One student even stated: “I am severely in my overdraft with no way of getting out due to [the] cost of living crisis and the maintenance loan. It doesn’t even cover my rent!”.
This financial pressure felt by many students has had detrimental effects on their physical and mental wellbeing, with some saying that they are skipping meals, living in unheated homes, and feeling increased levels of stress and anxiety, wondering how they will make their money stretch far enough to cover even the essentials.
The University does offer an array of financial help services, including the Success for All Fund, The Finance Helpdesk, the Money advice and support webpage and services such as ‘Managing your money- a budget workshop’ that runs every Monday in term time.
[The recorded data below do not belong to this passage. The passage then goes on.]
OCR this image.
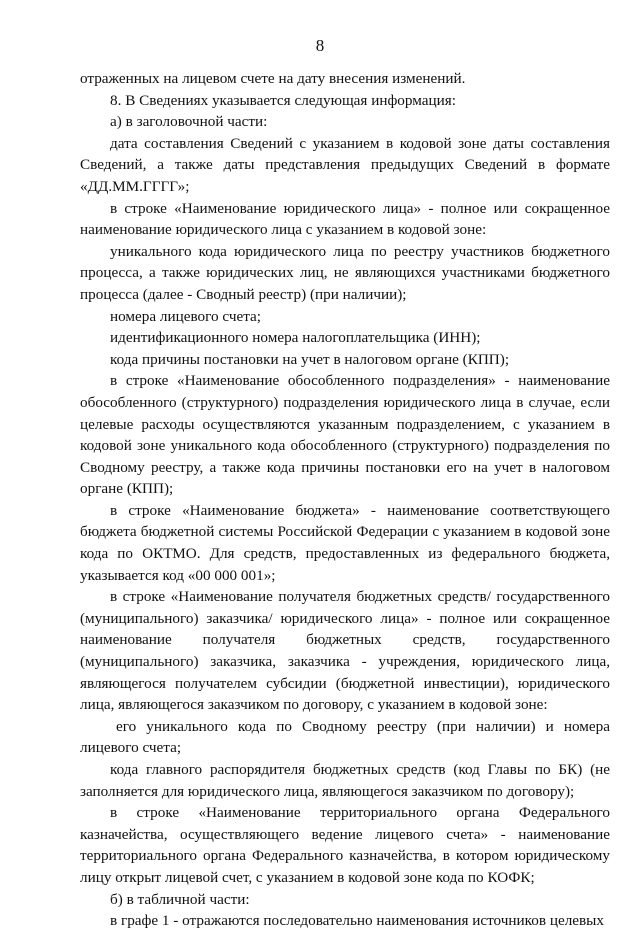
8

отраженных на лицевом счете на дату внесения изменений.

8. В Сведениях указывается следующая информация:

а) в заголовочной части:

дата составления Сведений с указанием в кодовой зоне даты составления Сведений, а также даты представления предыдущих Сведений в формате «ДД.ММ.ГГГГ»;

в строке «Наименование юридического лица» - полное или сокращенное наименование юридического лица с указанием в кодовой зоне:

уникального кода юридического лица по реестру участников бюджетного процесса, а также юридических лиц, не являющихся участниками бюджетного процесса (далее - Сводный реестр) (при наличии);

номера лицевого счета;

идентификационного номера налогоплательщика (ИНН);

кода причины постановки на учет в налоговом органе (КПП);

в строке «Наименование обособленного подразделения» - наименование обособленного (структурного) подразделения юридического лица в случае, если целевые расходы осуществляются указанным подразделением, с указанием в кодовой зоне уникального кода обособленного (структурного) подразделения по Сводному реестру, а также кода причины постановки его на учет в налоговом органе (КПП);

в строке «Наименование бюджета» - наименование соответствующего бюджета бюджетной системы Российской Федерации с указанием в кодовой зоне кода по ОКТМО. Для средств, предоставленных из федерального бюджета, указывается код «00 000 001»;

в строке «Наименование получателя бюджетных средств/ государственного (муниципального) заказчика/ юридического лица» - полное или сокращенное наименование получателя бюджетных средств, государственного (муниципального) заказчика, заказчика - учреждения, юридического лица, являющегося получателем субсидии (бюджетной инвестиции), юридического лица, являющегося заказчиком по договору, с указанием в кодовой зоне:

его уникального кода по Сводному реестру (при наличии) и номера лицевого счета;

кода главного распорядителя бюджетных средств (код Главы по БК) (не заполняется для юридического лица, являющегося заказчиком по договору);

в строке «Наименование территориального органа Федерального казначейства, осуществляющего ведение лицевого счета» - наименование территориального органа Федерального казначейства, в котором юридическому лицу открыт лицевой счет, с указанием в кодовой зоне кода по КОФК;

б) в табличной части:

в графе 1 - отражаются последовательно наименования источников целевых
However, there is a concern that many students are unaware of these services, or unsure which is the most appropriate one to meet their needs. For example, only a third of respondents to the Exeposé survey were aware of the Finance Helpdesk, and only 11 per cent knew about the budgeting workshop.
In response to these concerns about student loans not keeping up with rising costs in the cost of living crisis, a University spokesperson made this statement:
“We recognise that students are feeling anxious about the rising cost of living, and we were disappointed that the DfE has failed to deliver a meaningful increase to maintenance loans, despite warnings that students would be worse off next year.
At Exeter, we have invested over £3 million to support students during the cost of living crisis and we are continually reviewing the impact on our students and considering what further we can do to support, however, we recognise that additional Government assistance is also urgently needed to address the growing financial pressures.
There is information, advice and support available to students who may be struggling, which they can find on our website. Our Cost of Living group also continues to meet, working in partnership with our Students’ Guild and Students’ Union.”
At Exeter, we have invested over £3 million to support students during the cost of living crisis and we are continually reviewing the impact on our students and considering what further we can do to support
University of Exeter Spokesperson
On January 11 this year, the government announced its ‘Cost of living boost for students’, which includes freezing tuition fees for the next two academic years, and that undergraduate and postgraduate loans would be increased by 2.8 per cent for the 2023/24 academic year.
Although any increase in student finance has been welcomed by students, with one respondent heralding it as an ‘Extremely positive decision’, many feel that this does not go far enough. With inflation at 10.5 per cent in December 2022 in the UK, evidently a 2.8 per cent increase will make little difference to plugging the hole created by the cost of living crisis.
Moreover, many students have expressed the opinion that these changes are not being acted upon soon enough, with plans to boost student’s finances in September doing nothing to help those students who are financially struggling now.
Overall, it is clear that the current cost of living crisis is having a detrimental effect, with the support offered by the University and the government not going far enough for some students. This increase in financial struggle has ultimately lead some students to consider dropping out because they can no longer afford to study at University.